By Jennifer Larson, contributor
Hospitals know that it’s less expensive to retain the nurses they have than to recruit, train and place new ones. So as the nursing shortage drags on, hospitals and other facilities continue to look for new ways to keep their nurses right where they are. And some are learning that, sometimes, it pays to be creative.
Last year, the Florida Center for Nursing instituted a recruitment and retention program to encourage medical facilities to apply for small grants to launch their own unique programs. In 2008, the first year of the program, nine projects received funding.
One of them was Shands Jacksonville Medical Center in Jacksonville, Florida. Officials from Shands consulted with their staff for ideas for programs and studied research by Rose Sherman, RN, EdD, the director of the Nursing Leadership Institute at Florida Atlantic University. Finally, they decided to apply for funding so they could develop a new program to support the development of their charge nurses.

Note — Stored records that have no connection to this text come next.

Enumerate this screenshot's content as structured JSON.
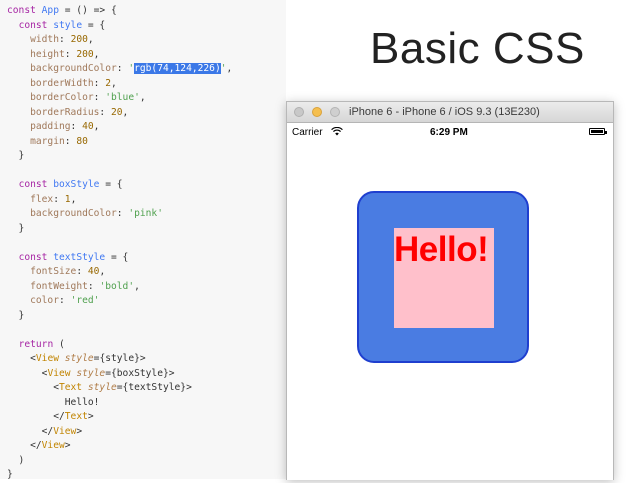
{
  "code_lines": [
    [
      {
        "t": "const ",
        "c": "kw"
      },
      {
        "t": "App",
        "c": "var"
      },
      {
        "t": " = () => {",
        "c": ""
      }
    ],
    [
      {
        "t": "  ",
        "c": ""
      },
      {
        "t": "const ",
        "c": "kw"
      },
      {
        "t": "style",
        "c": "var"
      },
      {
        "t": " = {",
        "c": ""
      }
    ],
    [
      {
        "t": "    ",
        "c": ""
      },
      {
        "t": "width",
        "c": "prop"
      },
      {
        "t": ": ",
        "c": ""
      },
      {
        "t": "200",
        "c": "num"
      },
      {
        "t": ",",
        "c": ""
      }
    ],
    [
      {
        "t": "    ",
        "c": ""
      },
      {
        "t": "height",
        "c": "prop"
      },
      {
        "t": ": ",
        "c": ""
      },
      {
        "t": "200",
        "c": "num"
      },
      {
        "t": ",",
        "c": ""
      }
    ],
    [
      {
        "t": "    ",
        "c": ""
      },
      {
        "t": "backgroundColor",
        "c": "prop"
      },
      {
        "t": ": ",
        "c": ""
      },
      {
        "t": "'",
        "c": "str"
      },
      {
        "t": "rgb(74,124,226)",
        "c": "hl"
      },
      {
        "t": "'",
        "c": "str"
      },
      {
        "t": ",",
        "c": ""
      }
    ],
    [
      {
        "t": "    ",
        "c": ""
      },
      {
        "t": "borderWidth",
        "c": "prop"
      },
      {
        "t": ": ",
        "c": ""
      },
      {
        "t": "2",
        "c": "num"
      },
      {
        "t": ",",
        "c": ""
      }
    ],
    [
      {
        "t": "    ",
        "c": ""
      },
      {
        "t": "borderColor",
        "c": "prop"
      },
      {
        "t": ": ",
        "c": ""
      },
      {
        "t": "'blue'",
        "c": "str"
      },
      {
        "t": ",",
        "c": ""
      }
    ],
    [
      {
        "t": "    ",
        "c": ""
      },
      {
        "t": "borderRadius",
        "c": "prop"
      },
      {
        "t": ": ",
        "c": ""
      },
      {
        "t": "20",
        "c": "num"
      },
      {
        "t": ",",
        "c": ""
      }
    ],
    [
      {
        "t": "    ",
        "c": ""
      },
      {
        "t": "padding",
        "c": "prop"
      },
      {
        "t": ": ",
        "c": ""
      },
      {
        "t": "40",
        "c": "num"
      },
      {
        "t": ",",
        "c": ""
      }
    ],
    [
      {
        "t": "    ",
        "c": ""
      },
      {
        "t": "margin",
        "c": "prop"
      },
      {
        "t": ": ",
        "c": ""
      },
      {
        "t": "80",
        "c": "num"
      }
    ],
    [
      {
        "t": "  }",
        "c": ""
      }
    ],
    [],
    [
      {
        "t": "  ",
        "c": ""
      },
      {
        "t": "const ",
        "c": "kw"
      },
      {
        "t": "boxStyle",
        "c": "var"
      },
      {
        "t": " = {",
        "c": ""
      }
    ],
    [
      {
        "t": "    ",
        "c": ""
      },
      {
        "t": "flex",
        "c": "prop"
      },
      {
        "t": ": ",
        "c": ""
      },
      {
        "t": "1",
        "c": "num"
      },
      {
        "t": ",",
        "c": ""
      }
    ],
    [
      {
        "t": "    ",
        "c": ""
      },
      {
        "t": "backgroundColor",
        "c": "prop"
      },
      {
        "t": ": ",
        "c": ""
      },
      {
        "t": "'pink'",
        "c": "str"
      }
    ],
    [
      {
        "t": "  }",
        "c": ""
      }
    ],
    [],
    [
      {
        "t": "  ",
        "c": ""
      },
      {
        "t": "const ",
        "c": "kw"
      },
      {
        "t": "textStyle",
        "c": "var"
      },
      {
        "t": " = {",
        "c": ""
      }
    ],
    [
      {
        "t": "    ",
        "c": ""
      },
      {
        "t": "fontSize",
        "c": "prop"
      },
      {
        "t": ": ",
        "c": ""
      },
      {
        "t": "40",
        "c": "num"
      },
      {
        "t": ",",
        "c": ""
      }
    ],
    [
      {
        "t": "    ",
        "c": ""
      },
      {
        "t": "fontWeight",
        "c": "prop"
      },
      {
        "t": ": ",
        "c": ""
      },
      {
        "t": "'bold'",
        "c": "str"
      },
      {
        "t": ",",
        "c": ""
      }
    ],
    [
      {
        "t": "    ",
        "c": ""
      },
      {
        "t": "color",
        "c": "prop"
      },
      {
        "t": ": ",
        "c": ""
      },
      {
        "t": "'red'",
        "c": "str"
      }
    ],
    [
      {
        "t": "  }",
        "c": ""
      }
    ],
    [],
    [
      {
        "t": "  ",
        "c": ""
      },
      {
        "t": "return ",
        "c": "kw"
      },
      {
        "t": "(",
        "c": ""
      }
    ],
    [
      {
        "t": "    <",
        "c": ""
      },
      {
        "t": "View ",
        "c": "tag"
      },
      {
        "t": "style",
        "c": "attr"
      },
      {
        "t": "={style}>",
        "c": ""
      }
    ],
    [
      {
        "t": "      <",
        "c": ""
      },
      {
        "t": "View ",
        "c": "tag"
      },
      {
        "t": "style",
        "c": "attr"
      },
      {
        "t": "={boxStyle}>",
        "c": ""
      }
    ],
    [
      {
        "t": "        <",
        "c": ""
      },
      {
        "t": "Text ",
        "c": "tag"
      },
      {
        "t": "style",
        "c": "attr"
      },
      {
        "t": "={textStyle}>",
        "c": ""
      }
    ],
    [
      {
        "t": "          Hello!",
        "c": ""
      }
    ],
    [
      {
        "t": "        </",
        "c": ""
      },
      {
        "t": "Text",
        "c": "tag"
      },
      {
        "t": ">",
        "c": ""
      }
    ],
    [
      {
        "t": "      </",
        "c": ""
      },
      {
        "t": "View",
        "c": "tag"
      },
      {
        "t": ">",
        "c": ""
      }
    ],
    [
      {
        "t": "    </",
        "c": ""
      },
      {
        "t": "View",
        "c": "tag"
      },
      {
        "t": ">",
        "c": ""
      }
    ],
    [
      {
        "t": "  )",
        "c": ""
      }
    ],
    [
      {
        "t": "}",
        "c": ""
      }
    ]
  ],
  "slide_title": "Basic CSS",
  "simulator": {
    "window_title": "iPhone 6 - iPhone 6 / iOS 9.3 (13E230)",
    "carrier": "Carrier",
    "time": "6:29 PM",
    "hello_text": "Hello!"
  },
  "colors": {
    "outer_view_bg": "#4a7ce2",
    "inner_view_bg": "pink",
    "text_color": "red"
  }
}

“Those are the folks that set the whole tone for the shift,” explained Tracee Holzendorf, RN, MSN, director of clinical services.
The medical center formed focus groups to get feedback on what would help charge nurses do their jobs better. They identified a few key areas, such as conflict resolution, multi-tasking and dealing with compliance issues. Then they set up two off-site sessions and invited 150 charge nurses to participate.
Almost 130 nurses attended the events, which included lunch, recreation at a local Dave & Buster’s restaurant and a keynote address by Sherman herself. The nurses also received a detailed manual of resources to aid them in doing their jobs. After the events were over, the hospital analyzed the program and crunched some numbers. One year later, the hospital has retained at least 95 percent of those charge nurses.
Holzendorf said the events were such a rousing success that the hospital plans to do it again, even without new grant funding. They want to continue to demonstrate to their charge nurses that they are committed to them.
“We’ve actually had folks from other places contact us about it,” she added.
Across the country in Scottsdale, Arizona, the Mayo Clinic instituted its own retention program for nurses who might get burned out from the daily stresses of their job. Recent studies have shown that nurses who get burned out tend to leave their jobs and their profession, which is regularly cited as a problem associated with the nursing shortage. So the Mayo Clinic settled on a target: stress.
“Stress keeps us from communicating effectively and it contributes to patient care errors,” said Debra Pendergast, RN, MSN, chair of the division of nursing services for the Mayo Clinic. “The stakes are high in a nurse’s job, with patient safety on the line.”
To tackle this issue, the hospital decided to institute a stress management program for its staff, starting with middle management leaders.
“The program educates staff on stress and it teaches them tools to recognize stress and decrease it in the moment,’ she said. “It teaches them breathing techniques and the power of positive emotion to change their thoughts and their reactions.”
“And it shows them that we care about them and their health,” Pendergast added.
The results were very encouraging. The participants filled out post-workshop questionnaires and reported a significant improvement in decreased fatigue and anger, as well as fewer aches and pains from learning to use the stress management techniques. The hospital plans to continue the program.
What are other interesting options that hospitals could investigate in order to maximize their efforts to recruit and retain their nurses?
Barb Averyt, program director for the Arizona Hospital and Healthcare Association’s Patient Safety and Workforce division, ticked off a list of other recruitment and retention efforts that have been successful for certain Arizona hospitals. Many focus on improving the working situation for nurses.
She noted that magnet status, a designation awarded by the American Nurses Credentialing Center for facilities that exhibit excellence in nursing, is always a draw for nurses. Growing their own nursing students is another initiative undertaken by some Arizona hospitals; they sponsored students to attend nursing school, with the students promising to work there when they graduate. And more hospitals are dedicating valuable resources to establishing comprehensive orientation and training programs for new employees.
“When those nurses go out onto the unit, they are very comfortable with the hospital processes,” Averyt said. “The turnover rate for those hospitals have dramatically dropped. Overall, it’s just a win-win.”
Bernadette Melnyk, RN, Ph.D., dean of Arizona State University’s College of Nursing and Healthcare Innovation, agreed that hospitals need to make sure they are creating a work environment that is supportive of nurses—and of evidence-based practice.
“Nurses need to feel supported,” she said. “They need to feel they have people to turn to, perhaps mentors who can help them learn how to deliver the best possible care and be satisfied by their jobs.”
“Nursing schools produce the nurse and hospitals make it a workplace that will make them want to stay in the profession,” she noted.